Après avoir adopté dans l’après-midi une hausse de la dotation globale de fonctionnement, ainsi qu’un fonds d’urgence climatique de 100 millions d’euros pour les collectivités, le Sénat a adopté en début de soirée la reconduction du filet de sécurité pour les communes en difficulté. « Cet amendement vise à alerter le gouvernement sur la situation critique qu’éprouvent certaines communes face à l’augmentation des coûts de l’énergie », a souligné le sénateur centriste, François Bonneau.

« Il est essentiel de soutenir les collectivités face à l’augmentation permanente de leurs dépenses »

La mesure date de l’année dernière. « La loi de finances pour 2023 a instauré un « filet de sécurité » visant à compenser partiellement aux collectivités territoriales la forte augmentation de leurs dépenses dues à l’inflation des coûts de l’énergie, dès lors qu’une collectivité enregistre une baisse de 15 % de son épargne brute entre 2022 et 2023. Notre objet était d’inciter les collectivités à maintenir en 2023 leur niveau d’investissement local pour continuer de soutenir l’économie », a détaillé la sénatrice UDI du Pas-de-Calais, Amel Gacquerre, défendant un amendement similaire.

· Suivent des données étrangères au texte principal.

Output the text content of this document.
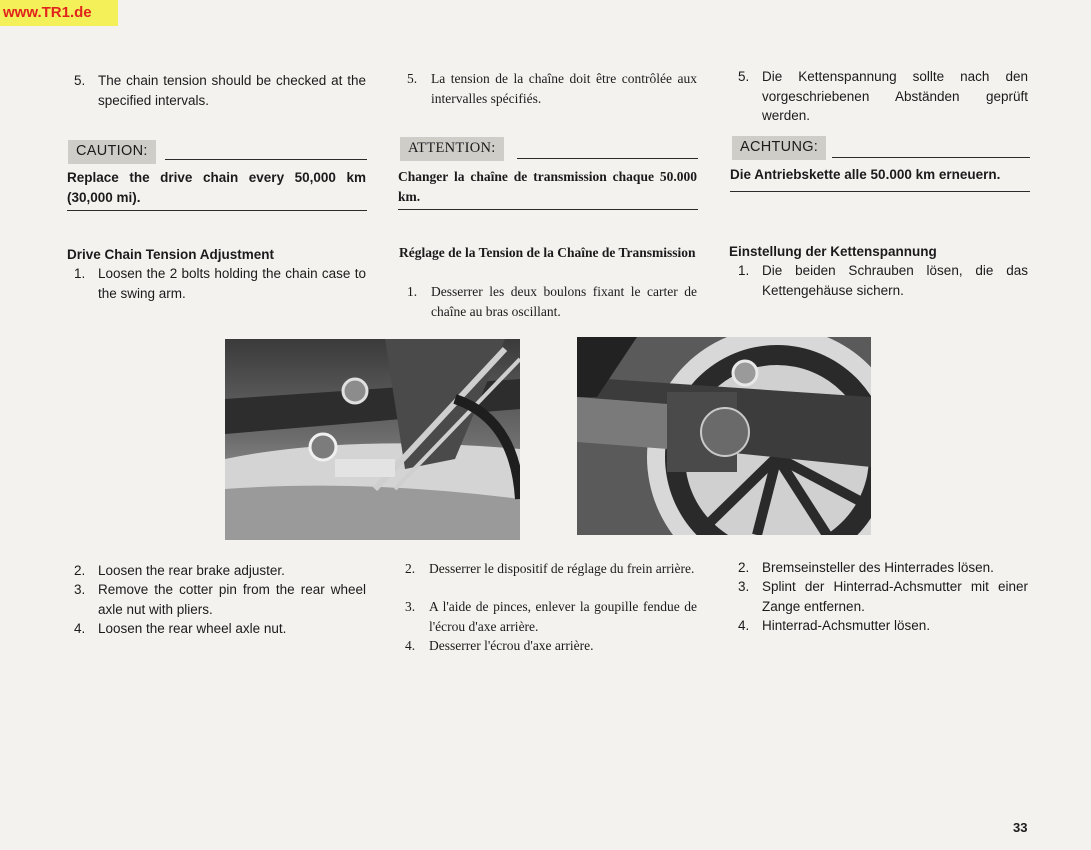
www.TR1.de
5. The chain tension should be checked at the specified intervals.
CAUTION:
Replace the drive chain every 50,000 km (30,000 mi).
Drive Chain Tension Adjustment
1. Loosen the 2 bolts holding the chain case to the swing arm.
2. Loosen the rear brake adjuster.
3. Remove the cotter pin from the rear wheel axle nut with pliers.
4. Loosen the rear wheel axle nut.
5.	La tension de la chaîne doit être contrôlée aux intervalles spécifiés.
ATTENTION:
Changer la chaîne de transmission chaque 50.000 km.
Réglage de la Tension de la Chaîne de Transmission
1.	Desserrer les deux boulons fixant le carter de chaîne au bras oscillant.
2.	Desserrer le dispositif de réglage du frein arrière.
3.	A l'aide de pinces, enlever la goupille fendue de l'écrou d'axe arrière.
4.	Desserrer l'écrou d'axe arrière.
5. Die Kettenspannung sollte nach den vorgeschriebenen Abständen geprüft werden.
ACHTUNG:
Die Antriebskette alle 50.000 km erneuern.
Einstellung der Kettenspannung
1. Die beiden Schrauben lösen, die das Kettengehäuse sichern.
2. Bremseinsteller des Hinterrades lösen.
3. Splint der Hinterrad-Achsmutter mit einer Zange entfernen.
4. Hinterrad-Achsmutter lösen.
33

« Alors que l’investissement public local représente 70 % de l’investissement public, il est essentiel de soutenir les collectivités face à l’augmentation permanente de leurs dépenses. Ainsi, le présent amendement propose de prolonger le « filet de sécurité » », avance la sénatrice, qui détaille le dispositif : « La dotation proposée est égale à 50 % des hausses de dépenses d’approvisionnement en énergie, électricité et chauffage urbain pour les communes et leurs groupements dont l’épargne brute a enregistré en 2023 une baisse de plus de 25 % ».

« Il n’est pas nécessaire de rétablir un filet pour l’année 2024 car le contexte a beaucoup changé : le prix de l’électricité a été divisé par cinq par rapport à l’année 2022 », souligne le ministre

Voyant sûrement l’addition s’allonger, le rapporteur LR du budget, le sénateur Jean-François Husson, a émis un avis « défavorable » sur ces amendements. Même avis du ministre des Comptes publics, Thomas Cazenave, qui a développé son opposition : « Je crois qu’il n’est pas nécessaire de rétablir un filet pour l’année 2024. Tout d’abord car le contexte a beaucoup changé : le prix de l’électricité a été divisé par cinq par rapport à l’année 2022, par trois pour le prix du gaz. En revanche, vous avez raison, il y a certaines collectivités qui sont bloquées avec des contrats signés au plus haut, pour lesquelles ça peut poser des difficultés. Pour ces collectivités, nous maintenons l’amortisseur. Il est prolongé en 2024 et renforcé, c’est-à-dire qu’on peut prendre jusqu’à 75 % des coûts en fonction d’un prix du mégawatt/heure. Pour 2023, c’est presque de 24.000 collectivités qui en ont bénéficié pour 1 milliard d’euros. C’est un dispositif utile et efficace », avance le ministre, qui s’oppose donc, en revanche, à la prolongation du filet de sécurité. Le gouvernement pourra revenir sur cette décision, lors du probable recours au 49.3, à l’occasion du retour du texte devant les députés.

Le vote sur ces amendements, serrés, a nécessité un « assis/debout », pour vérifier. Malgré le vote contre des LR, qui n’ont pas la majorité sans l’Union centriste, les amendements centristes été adoptés avec les voix de la gauche.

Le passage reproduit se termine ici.